Rabbi from Jewish Terrorist Group Killed in West Bank
Resistance Attack
Posted: 15 Jamad-ul-Awwal 1423, 26 July 2002
Occupied Jerusalem: 25 July, 2002 (IAP News)- A Rabbi from a Jewish terrorist
organization was killed and another seriously injured early Thursday morning
when their car came under fire outside an illegal Jewish settlement in the
northern West Bank.
An Israeli occupation army spokesman said the dead person was a Rabbi from
Gush Emunim, a Judeo-Nazi movement advocating the expulsion or extermination of
all non-Jews in Palestine.
The Palestinian resistance group, the Al-Aqsa Martyrs Brigades, declared its
responsibility for the attack.
The group said the attack was in retaliation for the killing two days ago of
more than fifteen Palestinians, including ten children in a residential area in
Gaza.
The principal terrorist actions of the Gush Emunim were carried out between
1980 and 1984. In 1980 car bombings of five West Bank Arab mayors resulted in
crippling two of the mayors.

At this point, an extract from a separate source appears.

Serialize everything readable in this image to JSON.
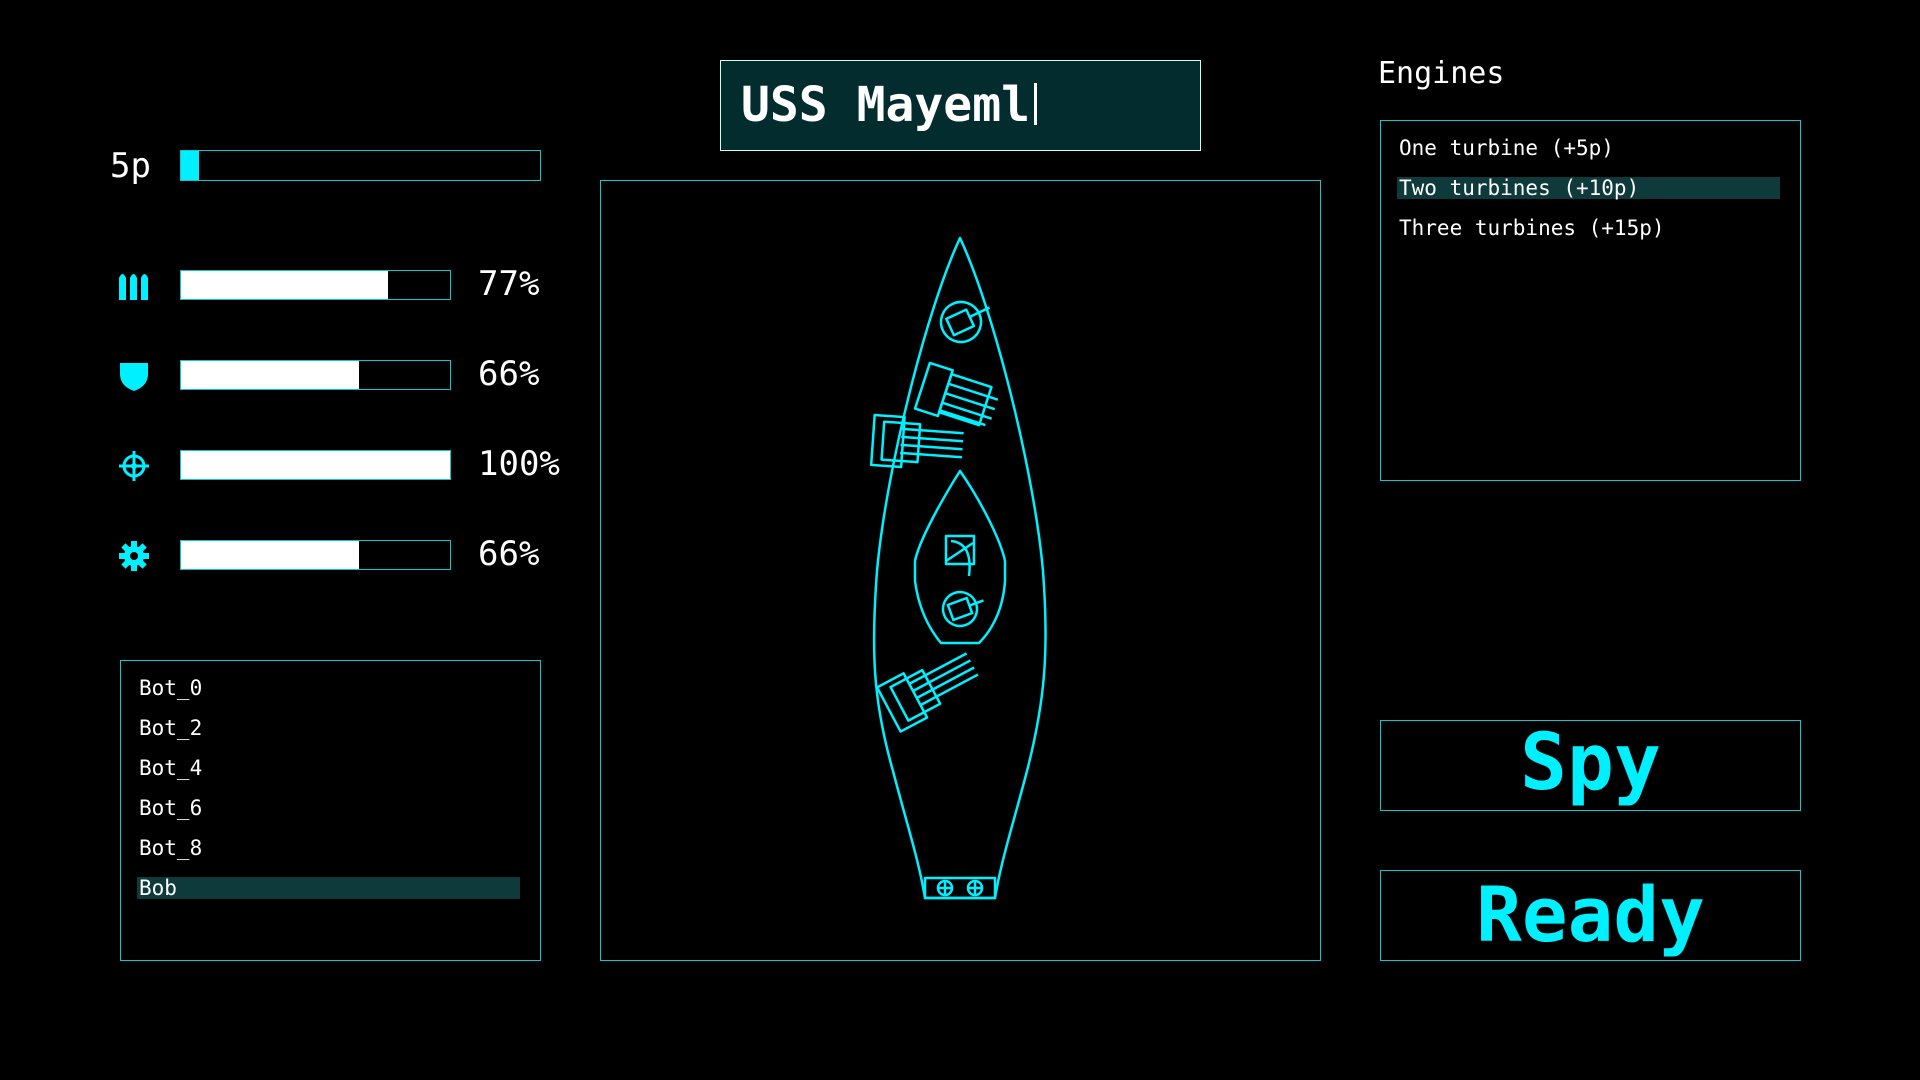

In 1983, the Hebron Islamic College was the target
of a machine gun and grenade attack that killed three Arab students and wounded
thirty three others. In 1984 an attempt was made to place explosive charges on
five Arab buses in East Jerusalem. This plot was foiled by agents of Israel's
internal security force, Shin Bet, leading to arrest and prison sentences for
eighteen members of the underground. The security services also uncovered a
well-developed plan to blow up the Dome of the Rock, one of Islam's most sacred
shrines, on Al-Aqsa Mosque complex in east Jerusalem's.
Gush Emunim rabbis have continually reiterated that Jews who killed Arabs
should not be punished. By relying on the Code of Maimonides and the Halacha,
Rabbi Ariel stated, "A Jew who killed a non-Jew is exempt from human judgment
and has not violated the [religious] prohibition of murder."